When he turns to the formation and function of moral habits, Decosimo's study relies on several questionable arguments. He asserts, for instance, that in On the Virtues in General 9 ad 13, Aquinas asserts that "virtue is caused by acts at once virtuous and vicious" (306, note 27). What Aquinas actually writes is that the acts that cause virtue are "virtuous in one way and not virtuous in another." Decosimo makes the unwarranted inference that any act that is not virtuous is vicious, so that even continent acts would count as vicious in a way. In addition, he claims that in the body of article 9, Aquinas says that virtue in the sensitive appetite is obedient not to reason, but only to right reason (128-29). Aquinas does not explicitly assert this claim, but Decosimo assumes he must hold it because otherwise a virtue would not lead to good any more than to bad action. However, the claim that virtue follows only right reason leaves Aquinas's moral psychology mysterious. How does a virtue in the sensitive appetite "know" that reason is right or erroneous? The account of virtue that Decosimo attributes to Aquinas would be more plausible if he could explain how a non-rational faculty could achieve so astounding an accomplishment. Finally, Decosimo asserts that so-called 'imperfect' or 'unconnected virtue' "actually contains the seeds of its own destruction" (165). After all, only true virtues bring stable and obedient desires. Someone with merely imperfect virtues will suffer from wayward and inconsistent desires that will corrupt practical reason, even in the domain of one's imperfect virtues. As a result, those very virtues will be destroyed. However, this argument is entirely too hasty. First, imperfect virtue is sometimes natural to a person and therefore very stable. Second, even if one acquires an imperfect virtue without other habits to make one's actions prompt and pleasurable, one could still be continent and therefore suffer no corruption of practical reason. Perhaps one might fail occasionally, but so do virtuous people, according to Aquinas. Even if Decosimo could argue convincingly that even continence is not stable, that would not show that imperfect virtue contains the seeds of its own destruction. Such virtue would be destroyed, if at all, by the corrupting effects of wayward desire on practical reason, not by anything internal to the imperfect virtue itself.

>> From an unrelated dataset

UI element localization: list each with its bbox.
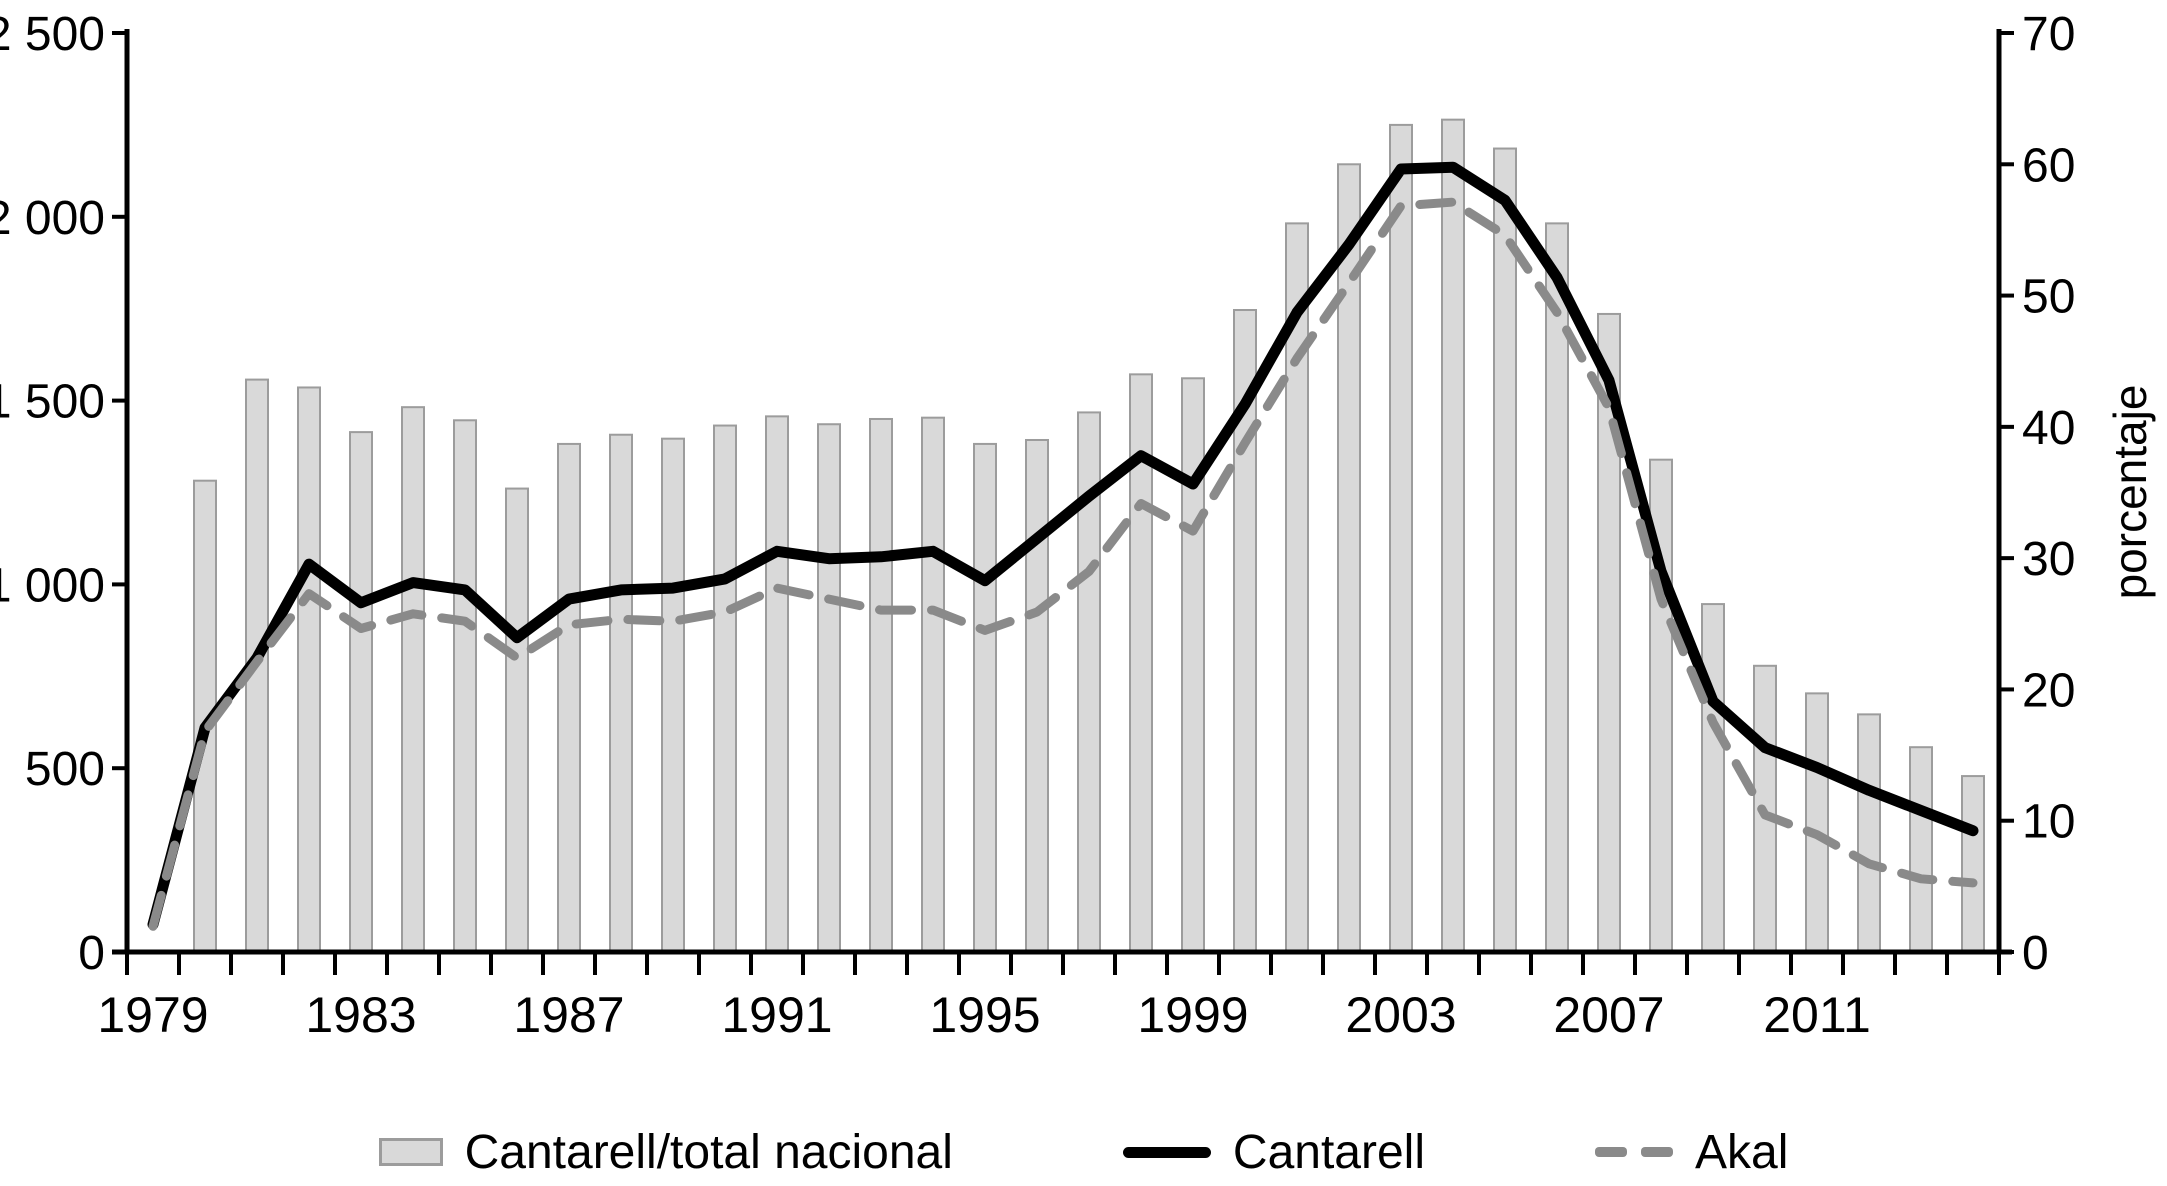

While Ethics as a Work of Charity contains many close readings and strives to settle any number of textual disputes, it is not at all a pedantic work. Its chief virtue lies in the thoughtful and imaginative use to which it puts these careful readings. Decosimo adopts a spirit that he finds in Aquinas himself, one that combines an insistence on attentiveness with an even greater insistence on charity. As a result, Decosimo puts his considerable philosophical skills to work in articulating a full and sophisticated account of habit, virtue, and human happiness drawn chiefly from Aquinas's mature writings. While I have doubts that Aquinas emerges as one of the better models we should follow in thinking about how to understand and live with those who are our 'outsiders', Decosimo succeeds in establishing the creative ways in which a spirit of charity can overcome barriers to community.